Même revissée aux entournures et élaguée dans le sens de plus de sobriété, la production de Nicholas Hytner, mieux inspiré dans son légendaire Serse à l'English National Opera, demeure rigolote et gentiment tarte, plus proche du film de Gabriel Pascal en 1945 (délire carton pâte sur le texte de George Bernard Shaw, avec Vivien Leigh et Claude Rains, à découvrir d'urgence) que du chef d'œuvre authentiquement rococo de Mankiewicz. Un cast de carpes et de lapins (Dominique Visse reprend son inusable nireno, Franck Leguérinel débute dans un bel Achilla) y trouve ses marques avec des bonheurs divers. Stephanie Blythe est un malentendu : difficile de comprendre que la belle veuve qui donne bien malgré elle des frissons à tous les mâles de l'histoire, César excepté (et Dieu sait que la malheureuse Cléopâtre ne ménage pas ses efforts), déploie une voix plus tonitruante et virile qu'eux tous réunis, et exhibe une présence de matrone ! Le couple des enfants terribles d'Alexandrie est en revanche une éclatante réussite. Veule, lascif, à la fois juvénile et menaçant, Bejun Mehta est peut être le meilleur Tolomeo jamais vu, et l'émission vigoureuse, les couleurs crues, les phrases tranchantes en font un adversaire redoutable pour César. Tant par son physique que par son talent d'actrice, Danielle De Niese est la Cléopâtre idéale, chaton qui fait ses griffes, fine mouche de comédie au charme irrésistible trouvant au fil des scènes une véritable étoffe tragique. Paradoxalement, son soprano léger - le rôle appelle une voix intermédiaire proche du mezzo - manque surtout de corps dans les airs galants ou virtuoses : peu de sensualité (cruel, pour " V'adoro, pupille "), guère de nuances, trilles et ornements réduits au minimum syndical, même si le timbre reste toujours séduisant. Dans " Se pietà " et " Piangero ", une diction percutante et un investissement expressif farouche font oublier ces limites.
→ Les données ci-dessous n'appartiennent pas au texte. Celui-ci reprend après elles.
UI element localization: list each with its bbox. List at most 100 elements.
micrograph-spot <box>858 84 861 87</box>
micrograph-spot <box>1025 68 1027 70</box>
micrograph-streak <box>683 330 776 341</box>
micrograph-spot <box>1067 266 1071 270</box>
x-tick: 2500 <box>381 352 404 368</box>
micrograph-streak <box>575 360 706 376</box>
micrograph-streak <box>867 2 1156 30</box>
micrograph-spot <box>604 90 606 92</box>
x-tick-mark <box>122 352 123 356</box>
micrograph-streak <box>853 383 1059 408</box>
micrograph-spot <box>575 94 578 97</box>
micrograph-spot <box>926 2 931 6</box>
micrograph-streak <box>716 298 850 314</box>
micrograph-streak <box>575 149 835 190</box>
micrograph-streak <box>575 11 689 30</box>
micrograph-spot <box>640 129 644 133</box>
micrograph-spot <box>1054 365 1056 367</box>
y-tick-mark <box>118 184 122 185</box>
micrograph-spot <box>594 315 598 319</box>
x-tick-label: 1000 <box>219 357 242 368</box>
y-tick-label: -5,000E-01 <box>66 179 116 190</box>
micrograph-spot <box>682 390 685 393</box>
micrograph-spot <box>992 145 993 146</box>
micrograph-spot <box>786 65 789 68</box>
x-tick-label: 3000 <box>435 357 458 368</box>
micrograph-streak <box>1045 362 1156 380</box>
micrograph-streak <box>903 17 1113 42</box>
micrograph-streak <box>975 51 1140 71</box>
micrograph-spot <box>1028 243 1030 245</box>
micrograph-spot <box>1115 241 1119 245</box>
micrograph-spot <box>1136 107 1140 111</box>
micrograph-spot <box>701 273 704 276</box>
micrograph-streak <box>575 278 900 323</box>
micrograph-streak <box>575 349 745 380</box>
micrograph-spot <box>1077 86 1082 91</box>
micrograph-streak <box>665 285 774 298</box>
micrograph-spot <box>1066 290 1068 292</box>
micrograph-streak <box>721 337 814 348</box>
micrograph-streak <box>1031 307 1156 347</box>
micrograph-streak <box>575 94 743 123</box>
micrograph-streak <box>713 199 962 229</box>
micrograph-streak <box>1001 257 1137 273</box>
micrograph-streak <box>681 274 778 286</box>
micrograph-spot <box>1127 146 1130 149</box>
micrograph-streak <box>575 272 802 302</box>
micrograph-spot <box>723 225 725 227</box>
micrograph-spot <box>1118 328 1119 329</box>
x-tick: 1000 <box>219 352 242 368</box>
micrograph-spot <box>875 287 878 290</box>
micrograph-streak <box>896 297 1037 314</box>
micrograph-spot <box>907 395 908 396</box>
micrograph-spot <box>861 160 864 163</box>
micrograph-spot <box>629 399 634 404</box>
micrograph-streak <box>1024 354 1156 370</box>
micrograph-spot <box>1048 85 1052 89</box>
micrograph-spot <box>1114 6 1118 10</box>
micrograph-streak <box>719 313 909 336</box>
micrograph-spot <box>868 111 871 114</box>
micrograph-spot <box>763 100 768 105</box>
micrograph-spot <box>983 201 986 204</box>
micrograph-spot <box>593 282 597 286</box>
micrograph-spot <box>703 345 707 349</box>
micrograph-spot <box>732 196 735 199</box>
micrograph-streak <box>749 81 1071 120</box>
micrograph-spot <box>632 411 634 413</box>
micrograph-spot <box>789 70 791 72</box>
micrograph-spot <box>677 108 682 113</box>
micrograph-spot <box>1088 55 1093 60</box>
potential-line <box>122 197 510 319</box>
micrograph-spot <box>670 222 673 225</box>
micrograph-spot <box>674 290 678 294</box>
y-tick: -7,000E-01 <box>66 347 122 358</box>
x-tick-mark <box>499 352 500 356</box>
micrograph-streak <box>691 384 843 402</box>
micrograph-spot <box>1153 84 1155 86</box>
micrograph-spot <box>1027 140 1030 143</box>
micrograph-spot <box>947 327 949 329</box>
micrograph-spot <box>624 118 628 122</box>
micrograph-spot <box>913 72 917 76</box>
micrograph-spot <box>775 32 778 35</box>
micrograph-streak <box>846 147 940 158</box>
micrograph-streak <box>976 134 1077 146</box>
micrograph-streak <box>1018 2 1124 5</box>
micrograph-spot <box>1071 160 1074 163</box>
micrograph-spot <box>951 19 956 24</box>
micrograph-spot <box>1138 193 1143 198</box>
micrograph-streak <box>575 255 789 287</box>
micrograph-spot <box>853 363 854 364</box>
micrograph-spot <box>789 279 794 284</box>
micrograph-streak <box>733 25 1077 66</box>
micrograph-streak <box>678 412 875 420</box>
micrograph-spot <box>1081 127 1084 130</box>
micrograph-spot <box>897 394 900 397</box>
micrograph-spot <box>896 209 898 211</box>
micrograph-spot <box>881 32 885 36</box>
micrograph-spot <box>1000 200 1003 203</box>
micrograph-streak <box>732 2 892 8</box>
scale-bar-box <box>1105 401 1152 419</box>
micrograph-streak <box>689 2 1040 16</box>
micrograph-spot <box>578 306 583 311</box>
On attendait, bien sûr, le Sesto luxueux d'Anne Sofie von Otter (mais il ne faudra pas manquer non plus la merveilleuse Sarah Connolly, les 27 septembre, 6 et 14 octobre). Dommage que cette haendélienne rêvée se voit toujours contrainte par les mises en scène à faire des choses totalement idiotes dès qu'elle monte sur le plateau de Garnier pour un ouvrage du Cher Saxon, les serpents et crocodiles de Mister Hytner ne valant pas mieux que le cheval du Señor Lavelli ! Les vocalises du rôle, exigeant plus de force que de raffinement, ne prodiguent pas les mêmes délices que celles d'Ariodante. Mais " Cara speme " est ce qu'on avait imaginé : miracle d'ombres et de lumière, de tenue instrumentale héroïque aux limites du néant. Dommage pour le duo tout aussi sublime où sa partenaire claironne, et vivement la rencontre avec Charlotte Hellekant pour le disque.


Quelques huées ont accueillies David Daniels au milieu des vivats. Que voulait-on ? La vraie tessiture d'alto ? Les décibels ? Le détaché précis et vigoureux des vocalises ? Il ne les a pas, on le savait en entrant. Mais le velours unique, la ligne merveilleusement portée, où les trouver ailleurs ? D'abord indécis dramatiquement dans le contexte de cette représentation difficile, il acquiert en cours de route une vraie présence scénique, jeune, enthousiaste, frémissante. Et " Aure, per piétà " est le sommet de la soirée, souffle infini au modelé parfait où s'épanouit sans s'étaler la fioriture, nostalgie et tendresse délicate de la couleur et des mots que nul n'avait obtenu encore - pas même lui. Les lauriers, fianlement, reviendront à… César. C'est justice, mais ce n'est pas coutume.